In terzo luogo è necessario espropriare le cento grandi famiglie del capitalismo greco, a partire dagli armatori. Gli armatori greci detengono il 20% della marina mercantile mondiale. Eppure la Costituzione greca (art 96) regala l'esenzione fiscale agli armatori. I quali concentrano nelle proprie mani le redini del capitalismo greco e una ricchezza immensa. Gli armatori minacciano di “portare altrove la propria flotta” nel caso si chieda loro di pagare le tasse. C'è un solo modo di replicare al ricatto: sequestrare la loro flotta, acquisirla allo Stato. Senza indennizzo ovviamente, visto che l'indennizzo è già stato loro pagato da mezzo secolo di esenzioni fiscali. L'esproprio degli armatori, dei grandi costruttori, dei capitalisti dell'industria alimentare e farmaceutica -combinato con la nazionalizzazione delle banche- consentirebbe di riorganizzare da cima a fondo l'economia greca ponendola sotto controllo dei lavoratori. E rappresenterebbe oltretutto l'unica misura capace di stroncare alla radice la corruzione.

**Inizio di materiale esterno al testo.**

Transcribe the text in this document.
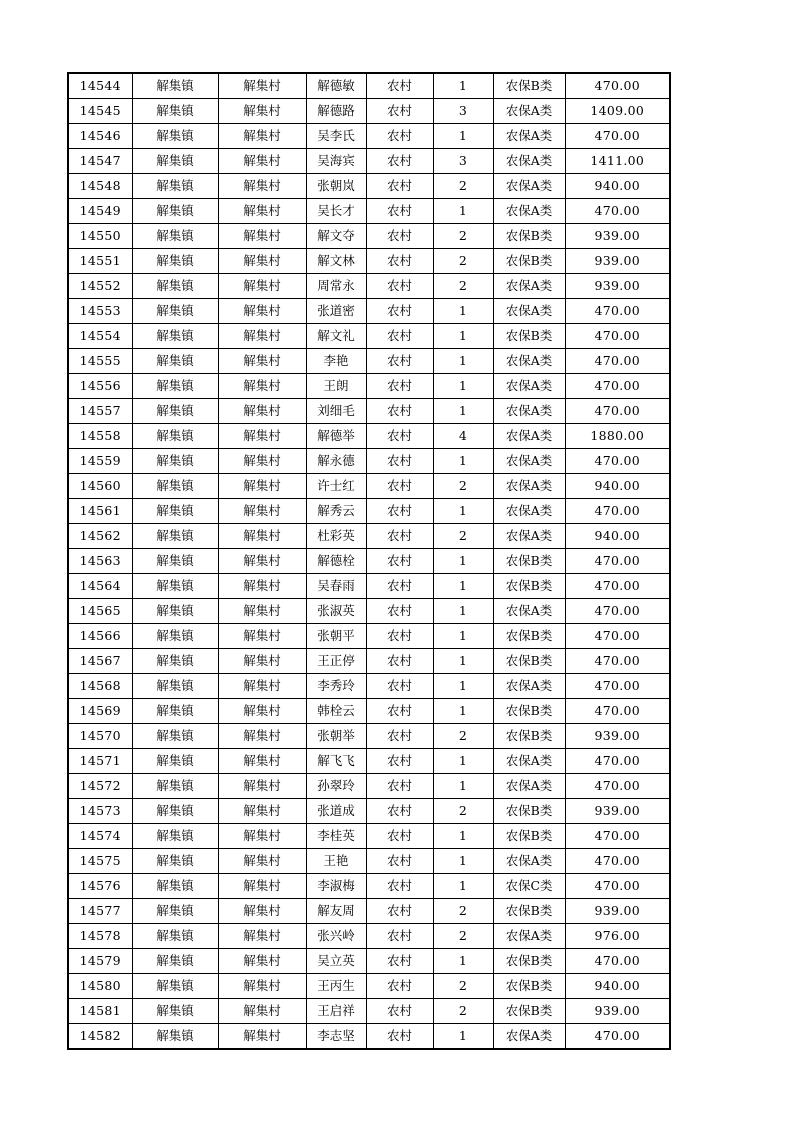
14544	解集镇	解集村	解德敏	农村	1	农保B类	470.00
14545	解集镇	解集村	解德路	农村	3	农保A类	1409.00
14546	解集镇	解集村	吴李氏	农村	1	农保A类	470.00
14547	解集镇	解集村	吴海宾	农村	3	农保A类	1411.00
14548	解集镇	解集村	张朝岚	农村	2	农保A类	940.00
14549	解集镇	解集村	吴长才	农村	1	农保A类	470.00
14550	解集镇	解集村	解文夺	农村	2	农保B类	939.00
14551	解集镇	解集村	解文林	农村	2	农保B类	939.00
14552	解集镇	解集村	周常永	农村	2	农保A类	939.00
14553	解集镇	解集村	张道密	农村	1	农保A类	470.00
14554	解集镇	解集村	解文礼	农村	1	农保B类	470.00
14555	解集镇	解集村	李艳	农村	1	农保A类	470.00
14556	解集镇	解集村	王朗	农村	1	农保A类	470.00
14557	解集镇	解集村	刘细毛	农村	1	农保A类	470.00
14558	解集镇	解集村	解德举	农村	4	农保A类	1880.00
14559	解集镇	解集村	解永德	农村	1	农保A类	470.00
14560	解集镇	解集村	许士红	农村	2	农保A类	940.00
14561	解集镇	解集村	解秀云	农村	1	农保A类	470.00
14562	解集镇	解集村	杜彩英	农村	2	农保A类	940.00
14563	解集镇	解集村	解德栓	农村	1	农保B类	470.00
14564	解集镇	解集村	吴春雨	农村	1	农保B类	470.00
14565	解集镇	解集村	张淑英	农村	1	农保A类	470.00
14566	解集镇	解集村	张朝平	农村	1	农保B类	470.00
14567	解集镇	解集村	王正停	农村	1	农保B类	470.00
14568	解集镇	解集村	李秀玲	农村	1	农保A类	470.00
14569	解集镇	解集村	韩栓云	农村	1	农保B类	470.00
14570	解集镇	解集村	张朝举	农村	2	农保B类	939.00
14571	解集镇	解集村	解飞飞	农村	1	农保A类	470.00
14572	解集镇	解集村	孙翠玲	农村	1	农保A类	470.00
14573	解集镇	解集村	张道成	农村	2	农保B类	939.00
14574	解集镇	解集村	李桂英	农村	1	农保B类	470.00
14575	解集镇	解集村	王艳	农村	1	农保A类	470.00
14576	解集镇	解集村	李淑梅	农村	1	农保C类	470.00
14577	解集镇	解集村	解友周	农村	2	农保B类	939.00
14578	解集镇	解集村	张兴岭	农村	2	农保A类	976.00
14579	解集镇	解集村	吴立英	农村	1	农保B类	470.00
14580	解集镇	解集村	王丙生	农村	2	农保B类	940.00
14581	解集镇	解集村	王启祥	农村	2	农保B类	939.00
14582	解集镇	解集村	李志坚	农村	1	农保A类	470.00
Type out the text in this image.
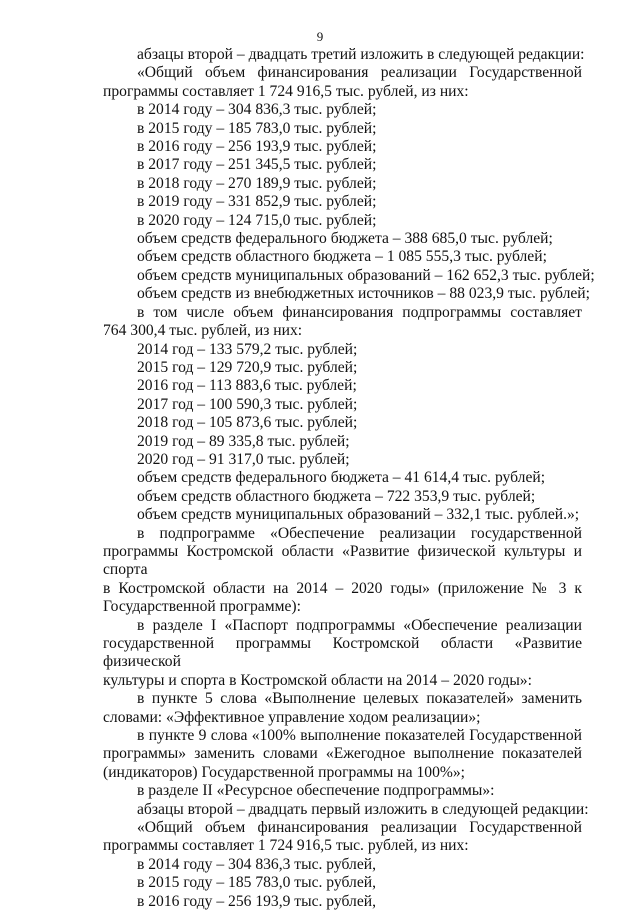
9
абзацы второй – двадцать третий изложить в следующей редакции:
«Общий объем финансирования реализации Государственной
программы составляет 1 724 916,5 тыс. рублей, из них:
в 2014 году – 304 836,3 тыс. рублей;
в 2015 году – 185 783,0 тыс. рублей;
в 2016 году – 256 193,9 тыс. рублей;
в 2017 году – 251 345,5 тыс. рублей;
в 2018 году – 270 189,9 тыс. рублей;
в 2019 году – 331 852,9 тыс. рублей;
в 2020 году – 124 715,0 тыс. рублей;
объем средств федерального бюджета – 388 685,0 тыс. рублей;
объем средств областного бюджета – 1 085 555,3 тыс. рублей;
объем средств муниципальных образований – 162 652,3 тыс. рублей;
объем средств из внебюджетных источников – 88 023,9 тыс. рублей;
в том числе объем финансирования подпрограммы составляет
764 300,4 тыс. рублей, из них:
2014 год – 133 579,2 тыс. рублей;
2015 год – 129 720,9 тыс. рублей;
2016 год – 113 883,6 тыс. рублей;
2017 год – 100 590,3 тыс. рублей;
2018 год – 105 873,6 тыс. рублей;
2019 год – 89 335,8 тыс. рублей;
2020 год – 91 317,0 тыс. рублей;
объем средств федерального бюджета – 41 614,4 тыс. рублей;
объем средств областного бюджета – 722 353,9 тыс. рублей;
объем средств муниципальных образований – 332,1 тыс. рублей.»;
в подпрограмме «Обеспечение реализации государственной
программы Костромской области «Развитие физической культуры и спорта
в Костромской области на 2014 – 2020 годы» (приложение № 3 к
Государственной программе):
в разделе I «Паспорт подпрограммы «Обеспечение реализации
государственной программы Костромской области «Развитие физической
культуры и спорта в Костромской области на 2014 – 2020 годы»:
в пункте 5 слова «Выполнение целевых показателей» заменить
словами: «Эффективное управление ходом реализации»;
в пункте 9 слова «100% выполнение показателей Государственной
программы» заменить словами «Ежегодное выполнение показателей
(индикаторов) Государственной программы на 100%»;
в разделе II «Ресурсное обеспечение подпрограммы»:
абзацы второй – двадцать первый изложить в следующей редакции:
«Общий объем финансирования реализации Государственной
программы составляет 1 724 916,5 тыс. рублей, из них:
в 2014 году – 304 836,3 тыс. рублей,
в 2015 году – 185 783,0 тыс. рублей,
в 2016 году – 256 193,9 тыс. рублей,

PER UN GOVERNO DEI LAVORATORI E DELLA POPOLAZIONE
POVERA

Queste tre misure fra loro collegate sono indispensabili e urgenti per salvare la società greca.
Possono essere imposte solamente dalla forza rivoluzionaria della mobilitazione operaia e popolare. Possono essere realizzate solamente da un governo dei lavoratori e della popolazione povera di Grecia, basato sulla loro organizzazione e la loro forza.

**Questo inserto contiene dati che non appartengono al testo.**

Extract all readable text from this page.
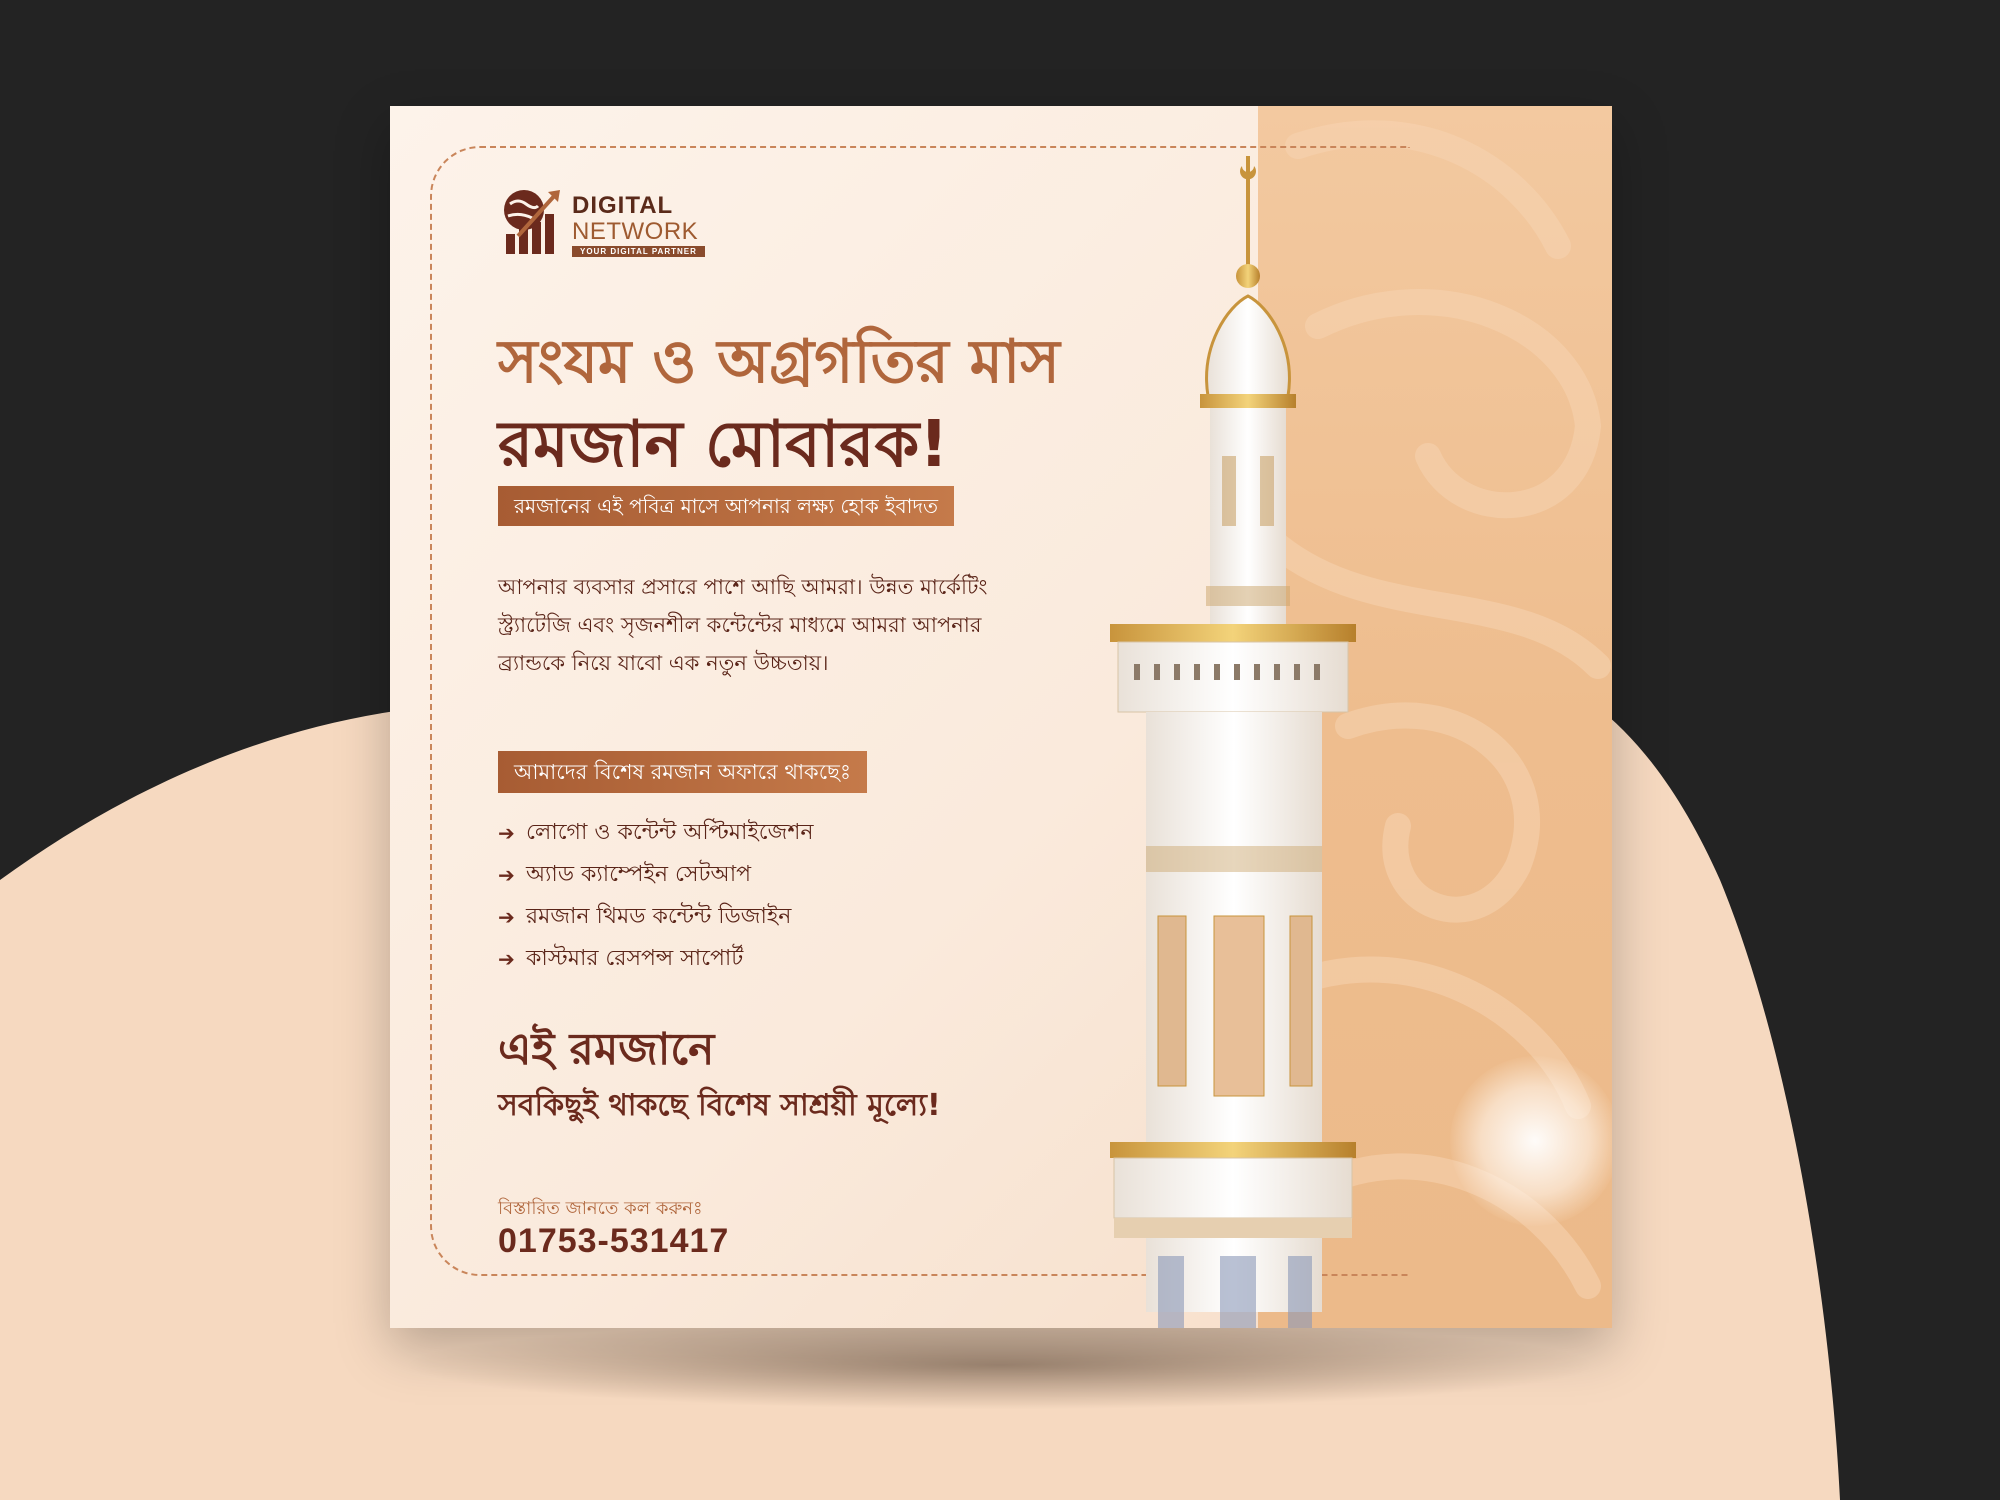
DIGITAL
NETWORK
YOUR DIGITAL PARTNER
সংযম ও অগ্রগতির মাস
রমজান মোবারক!
রমজানের এই পবিত্র মাসে আপনার লক্ষ্য হোক ইবাদত
আপনার ব্যবসার প্রসারে পাশে আছি আমরা। উন্নত মার্কেটিং
স্ট্র্যাটেজি এবং সৃজনশীল কন্টেন্টের মাধ্যমে আমরা আপনার
ব্র্যান্ডকে নিয়ে যাবো এক নতুন উচ্চতায়।
আমাদের বিশেষ রমজান অফারে থাকছেঃ
➔ লোগো ও কন্টেন্ট অপ্টিমাইজেশন
➔ অ্যাড ক্যাম্পেইন সেটআপ
➔ রমজান থিমড কন্টেন্ট ডিজাইন
➔ কাস্টমার রেসপন্স সাপোর্ট
এই রমজানে
সবকিছুই থাকছে বিশেষ সাশ্রয়ী মূল্যে!
বিস্তারিত জানতে কল করুনঃ
01753-531417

Se solo Syriza e KKE lo volessero potrebbero formare in pochi giorni tale governo e realizzare immediatamente queste misure con un semplice voto parlamentare: rompendo col partito reazionario di ANEL, raccogliendo la volontà e le esigenze popolari, appoggiandosi sulla mobilitazione del popolo. Ma non vogliono. Syriza come si è visto si è votata all'accordo con gli strozzini. Il KKE non vuole battersi per il potere dei lavoratori, ma si limita a salvaguardare il proprio spazio. Gli uni e gli altri vocati a coltivare le proprie rendite politiche dentro la società borghese, o nel ruolo di governo (borghese) o nelle vesti di opposizione (di sua maestà).
La costruzione del partito della rivoluzione è all'ordine del giorno in Grecia. Il Partito operaio rivoluzionario greco (EEK) è impegnato nella costruzione di questo partito. I fatti dimostrano, giorno dopo giorno, che solo un partito rivoluzionario, capace di unificare sul proprio programma tutte le avanguardie di classe e di movimento, può candidarsi a dirigere i lavoratori e la popolazione povera di Grecia verso l'unico sbocco coerente: la conquista proletaria del potere, il rovesciamento del potere borghese, l'instaurazione del potere dei lavoratori e dei loro organismi democratici e di massa. Di certo un governo dei lavoratori greci, con la sua stessa esistenza e con le proprie misure rivoluzionarie, costituirebbe un esempio per i lavoratori di tutta Europa, e un fattore eccezionale di mobilitazione per gli Stati Uniti socialisti d'Europa.
Il PCL è a fianco del partito fratello EEK, nella lotta comune per la rivoluzione socialista.